Lecture 8 Motif Finding Animation

Gibbs Sampler, Weak Motif Animation (AVI) courtesy of Professor Chris Burge.

Python Programming

The majority of the homework assignments will include problems that involve writing simple programs in the scripting language, Python. Python, as well as Perl, is widely used in the fields of bioinformatics and computational biology. Because many students may have little or no programming experience, a hands-on python tutorial to take place across three sessions will be offered by Dr. Peter Woolf during the second week of classes.

Python Tutorial Overview

The aim of this tutorial is to give students a basic working knowledge of the scripting language Python. This course is intended for students with little or no programming experience, and will focus on the tools and utilities needed to do research in bioinformatics and computational biology.

My goal is to make the class informal and hands on, so please speak up if something does not make sense. Programming is not something that can be easily learned by watching, but must be learned by doing.

At minimum, by the end of this class, you should be able to read in a FASTA sequence from a file, parse it, and return the reverse compliment of that sequence to a file.

Tutorial Outline

Session One: Introduction to Unix, Text Editors, Basic Python Commands and Data Structures

Session Two: Flow Control in Python, Input/Output, Files, HTML

Session Three: Modules, Program Organization, and Regular Expressions

Text

Buy at Amazon Lutz, Mark, and David Ascher. Learning Python. 2nd ed. Beijing; Cambridge, MA: O'Reilly, 2003. ISBN: 9780596002817.

Online Resources

The tutorial will roughly follow the structure of the standard documentation tutorial that can be found at: Online Python Tutorial.

If you are already a proficient programmer, look at: Dive into Python.

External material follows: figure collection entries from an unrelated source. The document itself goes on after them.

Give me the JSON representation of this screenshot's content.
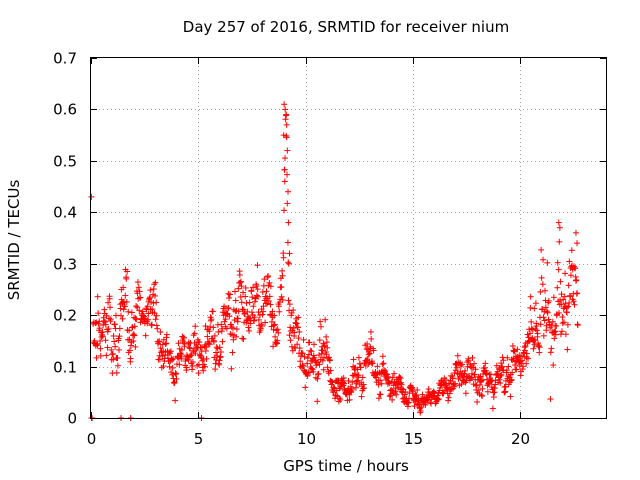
{
  "chart_data": {
    "type": "scatter",
    "title": "Day 257 of 2016, SRMTID for receiver nium",
    "xlabel": "GPS time / hours",
    "ylabel": "SRMTID / TECUs",
    "xlim": [
      0,
      24
    ],
    "ylim": [
      0,
      0.7
    ],
    "x_ticks": [
      0,
      5,
      10,
      15,
      20
    ],
    "x_tick_labels": [
      "0",
      "5",
      "10",
      "15",
      "20"
    ],
    "y_ticks": [
      0,
      0.1,
      0.2,
      0.3,
      0.4,
      0.5,
      0.6,
      0.7
    ],
    "y_tick_labels": [
      "0",
      "0.1",
      "0.2",
      "0.3",
      "0.4",
      "0.5",
      "0.6",
      "0.7"
    ],
    "grid": true,
    "marker": "+",
    "series_color": "#ff0000",
    "profile_hours": [
      0.0,
      0.3,
      0.5,
      1.0,
      1.5,
      2.0,
      2.5,
      3.0,
      3.3,
      3.8,
      4.2,
      4.6,
      5.0,
      5.3,
      5.6,
      6.0,
      6.4,
      6.8,
      7.2,
      7.6,
      8.0,
      8.3,
      8.6,
      8.9,
      9.1,
      9.3,
      9.6,
      10.0,
      10.4,
      10.8,
      11.2,
      11.6,
      12.0,
      12.5,
      13.0,
      13.4,
      13.8,
      14.2,
      14.6,
      15.0,
      15.4,
      15.8,
      16.2,
      16.6,
      17.0,
      17.4,
      17.8,
      18.2,
      18.6,
      19.0,
      19.4,
      19.8,
      20.2,
      20.6,
      21.0,
      21.3,
      21.6,
      21.9,
      22.2,
      22.5,
      22.7
    ],
    "profile_srmtid": [
      0.17,
      0.15,
      0.2,
      0.14,
      0.21,
      0.18,
      0.22,
      0.2,
      0.13,
      0.1,
      0.12,
      0.13,
      0.12,
      0.15,
      0.16,
      0.14,
      0.2,
      0.2,
      0.23,
      0.2,
      0.24,
      0.21,
      0.18,
      0.25,
      0.5,
      0.2,
      0.14,
      0.11,
      0.09,
      0.15,
      0.07,
      0.05,
      0.06,
      0.08,
      0.12,
      0.08,
      0.07,
      0.06,
      0.05,
      0.04,
      0.03,
      0.04,
      0.05,
      0.06,
      0.08,
      0.09,
      0.08,
      0.07,
      0.07,
      0.08,
      0.09,
      0.1,
      0.13,
      0.17,
      0.2,
      0.22,
      0.18,
      0.21,
      0.24,
      0.25,
      0.22
    ],
    "profile_spread": [
      0.04,
      0.06,
      0.05,
      0.06,
      0.07,
      0.05,
      0.06,
      0.05,
      0.04,
      0.04,
      0.03,
      0.03,
      0.04,
      0.04,
      0.04,
      0.04,
      0.06,
      0.06,
      0.06,
      0.05,
      0.06,
      0.05,
      0.05,
      0.07,
      0.12,
      0.08,
      0.05,
      0.04,
      0.05,
      0.07,
      0.03,
      0.02,
      0.02,
      0.04,
      0.05,
      0.04,
      0.03,
      0.02,
      0.02,
      0.02,
      0.015,
      0.015,
      0.02,
      0.02,
      0.025,
      0.03,
      0.03,
      0.03,
      0.03,
      0.03,
      0.03,
      0.03,
      0.03,
      0.05,
      0.08,
      0.09,
      0.08,
      0.08,
      0.08,
      0.07,
      0.05
    ],
    "sample_interval_hours": 0.018,
    "extra_points": [
      [
        0.02,
        0.43
      ],
      [
        0.02,
        0.0
      ],
      [
        0.05,
        0.0
      ],
      [
        1.4,
        0.0
      ],
      [
        1.85,
        0.0
      ],
      [
        5.15,
        0.0
      ],
      [
        9.0,
        0.61
      ],
      [
        9.05,
        0.6
      ],
      [
        9.1,
        0.59
      ],
      [
        9.12,
        0.57
      ],
      [
        8.98,
        0.55
      ],
      [
        9.15,
        0.52
      ],
      [
        9.03,
        0.46
      ],
      [
        9.18,
        0.44
      ],
      [
        9.2,
        0.38
      ],
      [
        9.25,
        0.32
      ],
      [
        9.22,
        0.3
      ],
      [
        21.8,
        0.38
      ],
      [
        21.85,
        0.37
      ],
      [
        22.6,
        0.36
      ],
      [
        22.65,
        0.34
      ]
    ]
  }
}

A good Unix-command Cheat Sheet can be found at: Unix-command Cheat Sheet.

For an introduction to regular expressions:  Regular Expression HOWTO.

To quickly test your regular expressions, try the program: Kodos.

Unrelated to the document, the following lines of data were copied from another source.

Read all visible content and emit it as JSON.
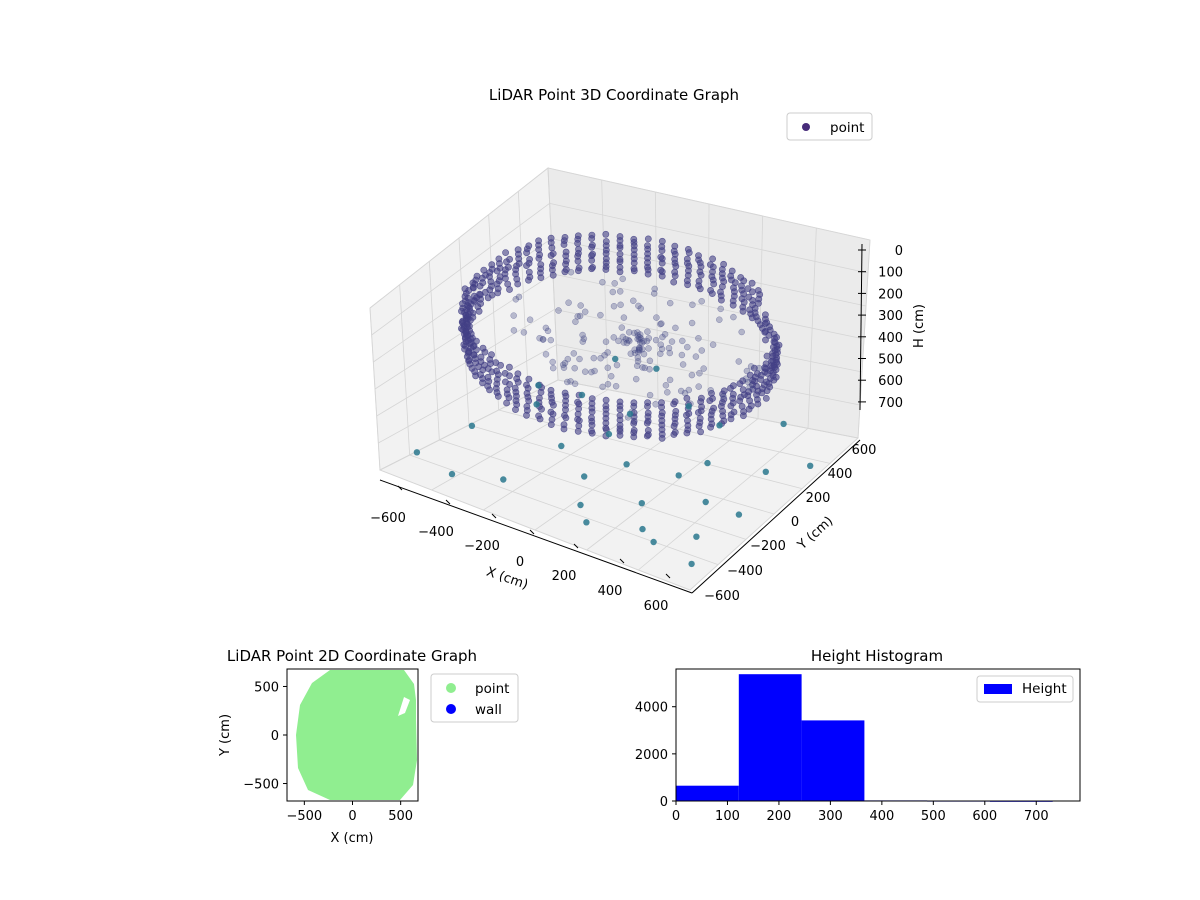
{
  "figure": {
    "panels": [
      "3d",
      "2d",
      "hist"
    ]
  },
  "chart_data": [
    {
      "type": "scatter",
      "projection": "3d",
      "title": "LiDAR Point 3D Coordinate Graph",
      "xlabel": "X (cm)",
      "ylabel": "Y (cm)",
      "zlabel": "H (cm)",
      "xticks": [
        "−600",
        "−400",
        "−200",
        "0",
        "200",
        "400",
        "600"
      ],
      "yticks": [
        "−600",
        "−400",
        "−200",
        "0",
        "200",
        "400",
        "600"
      ],
      "zticks": [
        "0",
        "100",
        "200",
        "300",
        "400",
        "500",
        "600",
        "700"
      ],
      "xlim": [
        -650,
        650
      ],
      "ylim": [
        -650,
        650
      ],
      "zlim": [
        0,
        740
      ],
      "zaxis_inverted": true,
      "legend": {
        "labels": [
          "point"
        ],
        "position": "top-right"
      },
      "colormap": "viridis",
      "grid": true,
      "description_of_distribution": "dense ring of points ~200-360 cm high with sparse ground points",
      "series": [
        {
          "name": "point",
          "color": "#472c7a"
        }
      ]
    },
    {
      "type": "scatter",
      "title": "LiDAR Point 2D Coordinate Graph",
      "xlabel": "X (cm)",
      "ylabel": "Y (cm)",
      "xticks": [
        "−500",
        "0",
        "500"
      ],
      "yticks": [
        "−500",
        "0",
        "500"
      ],
      "xlim": [
        -680,
        680
      ],
      "ylim": [
        -680,
        680
      ],
      "legend": {
        "labels": [
          "point",
          "wall"
        ],
        "position": "outside-right"
      },
      "series": [
        {
          "name": "point",
          "color": "#90ee90"
        },
        {
          "name": "wall",
          "color": "#0000ff"
        }
      ]
    },
    {
      "type": "bar",
      "title": "Height Histogram",
      "xlabel": "",
      "ylabel": "",
      "xticks": [
        "0",
        "100",
        "200",
        "300",
        "400",
        "500",
        "600",
        "700"
      ],
      "yticks": [
        "0",
        "2000",
        "4000"
      ],
      "xlim": [
        0,
        785
      ],
      "ylim": [
        0,
        5600
      ],
      "legend": {
        "labels": [
          "Height"
        ],
        "position": "top-right"
      },
      "color": "#0000ff",
      "bins": [
        {
          "x0": 0,
          "x1": 122,
          "count": 650
        },
        {
          "x0": 122,
          "x1": 244,
          "count": 5380
        },
        {
          "x0": 244,
          "x1": 366,
          "count": 3420
        },
        {
          "x0": 366,
          "x1": 488,
          "count": 25
        },
        {
          "x0": 488,
          "x1": 610,
          "count": 15
        },
        {
          "x0": 610,
          "x1": 732,
          "count": 10
        }
      ]
    }
  ]
}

Finally, for lots of examples of good Python code related to Bioinformatics and Computational Biology, see: Biopython Web site.

In Class Exercise for Session Two

Review the notes on Unix Commands and Beginner's Python (PDF).

  • Parse the string in fasta.txt (TXT) to obtain the reverse compliment of the sequence section alone. Output this new string to a file called output.txt.

In Class Exercises for Session Three

In Python you can write programs that can run as a stand alone program or you can import them into other Python code. In fact, you have already been using Python programs every time you use an import command.

As an example of the framework of a basic Python program, see SampleProg.py (PY).

  • Load SampleProg.py from within the Python Interpreter and test the functions read_format and do_comparison.
  • Modify SampleProg.py so that it compares two numbers given at command line using do_comparison.

Regular expressions are a powerful text parsing tool that is widely used in bioinformatics. See the notes on regular expressions (PDF) for a summary of the commands.

  • Write a regular expression to extract all of the carbon atom position data from the file example.pdb (PDB). Print this data out.